H5 Matter Analytics also offers additional algorithms or features, such as Metadata Augmentation, Near Duplicate and Textual Duplicate identification, and Personal Identifiable Information (PII) identification. Metadata Augmentation allows you to analyze the text of documents to supplement metadata received for the documents. For example, you can run the Metadata Remediation algorithm across data without metadata and use the text to populate the following fields: Email From, Email To, Email CC, Email BCC, Email Subject and Sent Date. Near Duplicate and Textual Duplicate identification uses the extracted text of your data set to identify 100% duplicates based on text and/or documents that are similar to other documents based on text. Textual duplicate identification allows you to compare data sets from different sources, e.g. an opposing party production and processed data, and locate duplicate documents that are duplicates based on text but may not be duplicative based on the MD5 Hash. Near duplicate identification identifies documents that are a specific percentage similar to other documents which can aide in streamlining review and allowing you to see additions/subtractions on different versions of a draft document. PII Identification uses regular expression algorithms to identify documents likely to include categories of highly confidential information, such as financial data, date of birth, social security numbers, medical information, etc. These additional features allow users to further digest their data, streamline review and gain valuable insights into their data sets. H5MA provides reports on every feature and you can focus the algorithms on a specific saved search to target a specific data set or the entire database.

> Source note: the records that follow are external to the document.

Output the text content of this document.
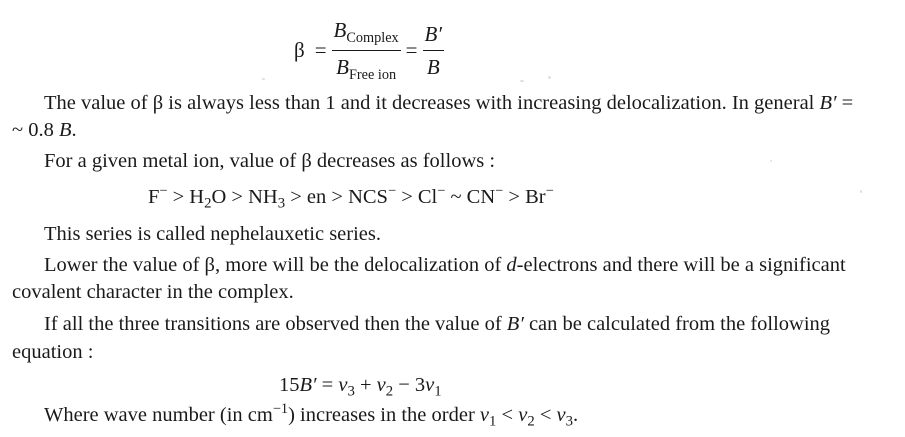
$\beta = \frac{B_{Complex}}{B_{Free ion}} = \frac{B'}{B}$
The value of β is always less than 1 and it decreases with increasing delocalization. In general B′ =
~ 0.8 B.
For a given metal ion, value of β decreases as follows :
$F^- > H_2O > NH_3$ > en > NCS− > Cl− ~ CN− > Br−
This series is called nephelauxetic series.
Lower the value of β, more will be the delocalization of d-electrons and there will be a significant
covalent character in the complex.
If all the three transitions are observed then the value of B′ can be calculated from the following
equation :
$15B' = v_3 + v_2 - 3v_1$
Where wave number (in $cm^{-1}$) increases in the order $v_1 < v_2 < v_3$.
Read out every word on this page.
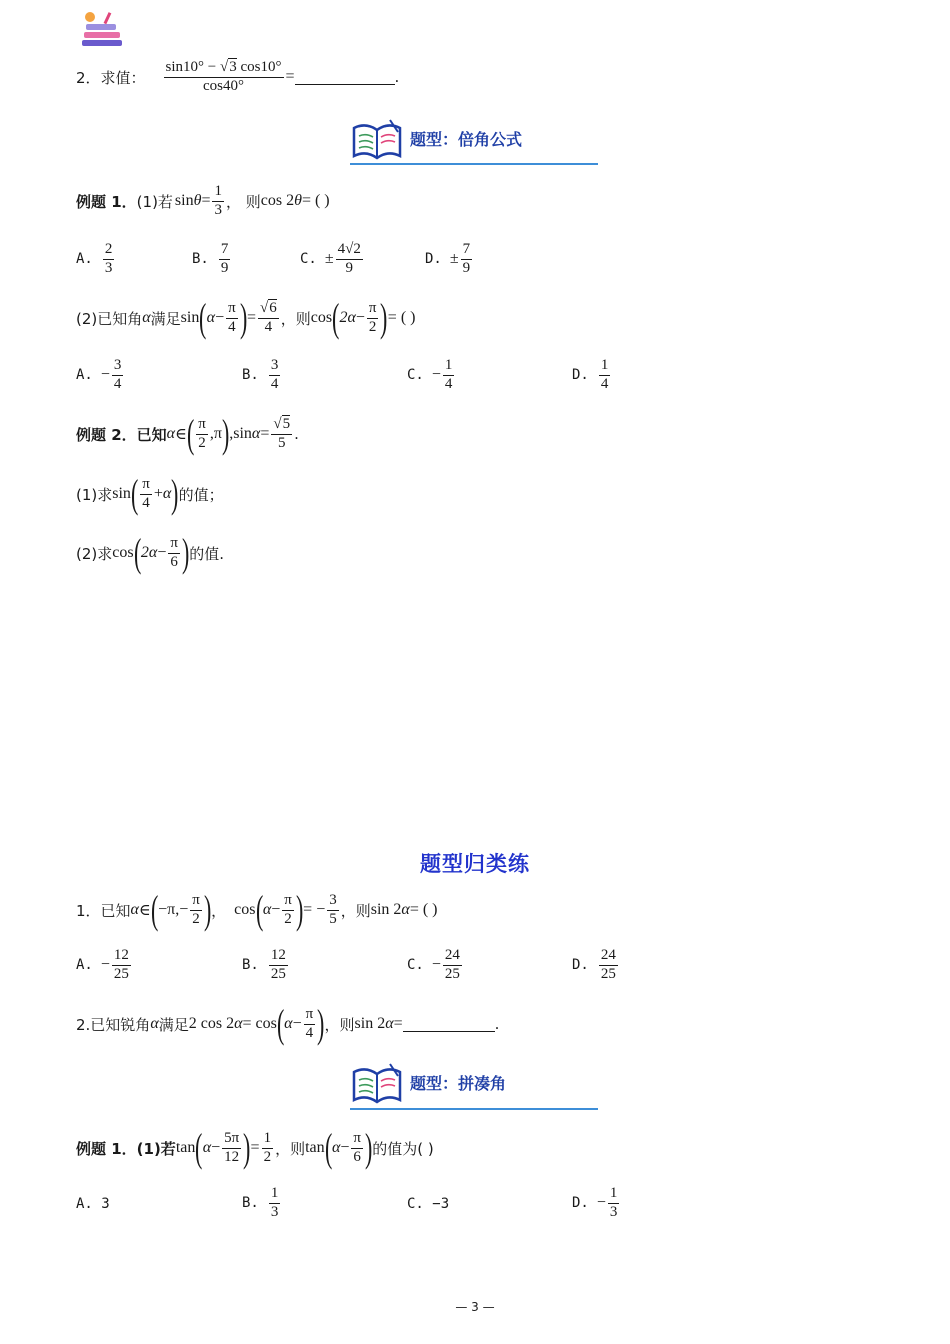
2．求值： $\frac{\sin 10^\circ - √3 \cos 10^\circ}{\cos 40^\circ}$ =	.
题型：倍角公式
例题 1． (1)若 $\sin \theta = \frac{1}{3}$ ， 则 cos 2 θ = ( )
A. $\frac{2}{3}$	B. $\frac{7}{9}$	C. ± $\frac{4√2}{9}$	D. ± $\frac{7}{9}$
(2)已知角 α 满足 sin ( $\alpha - \frac{\pi}{4}$ ) = $\frac{√6}{4}$ ，则 cos ( $2\alpha - \frac{\pi}{2}$ ) = ( )
A. − $\frac{3}{4}$	B. $\frac{3}{4}$	C. − $\frac{1}{4}$	D. $\frac{1}{4}$
例题 2．已知 α ∈ ( $\frac{\pi}{2} ,\pi$ ) ,sin $\alpha = \frac{√5}{5}$ .
(1)求 sin ( $\frac{\pi}{4} + \alpha$ ) 的值；
(2)求 cos ( $2\alpha - \frac{\pi}{6}$ ) 的值.
题型归类练
1．已知 α ∈ ( $-\pi,- \frac{\pi}{2}$ ) ， cos ( $\alpha - \frac{\pi}{2}$ ) = − $\frac{3}{5}$ ，则 sin 2 α = ( )
A. − $\frac{12}{25}$	B. $\frac{12}{25}$	C. − $\frac{24}{25}$	D. $\frac{24}{25}$
2.已知锐角 α 满足 2 cos 2 α = cos ( $\alpha - \frac{\pi}{4}$ ) ，则 sin 2 α =	.
题型：拼凑角
例题 1．(1)若 tan ( $\alpha - \frac{5\pi}{12}$ ) = $\frac{1}{2}$ ，则 tan ( $\alpha - \frac{\pi}{6}$ ) 的值为( )
A. 3	B. $\frac{1}{3}$	C. −3	D. − $\frac{1}{3}$
— 3 —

At bit-x-bit, we have seen the value of using H5MA Metadata Augmentation firsthand. In one matter, we used the Metadata Augmentation to populate metadata fields that were not provided in an opposing party production. H5MA was quickly able to analyze a set of 10,124 emails and attachments and pull out the From, To, CC, Subject and Sent Date for 5,370 emails. All of this metadata was missing from the production deliverable.

In summary, our eDiscovery Group members at bit-x-bit are strong advocates of the smart use of data analytics. These tools provide huge benefits to our clients in litigation and investigations. H5MA is one such valuable tool that we regularly employ.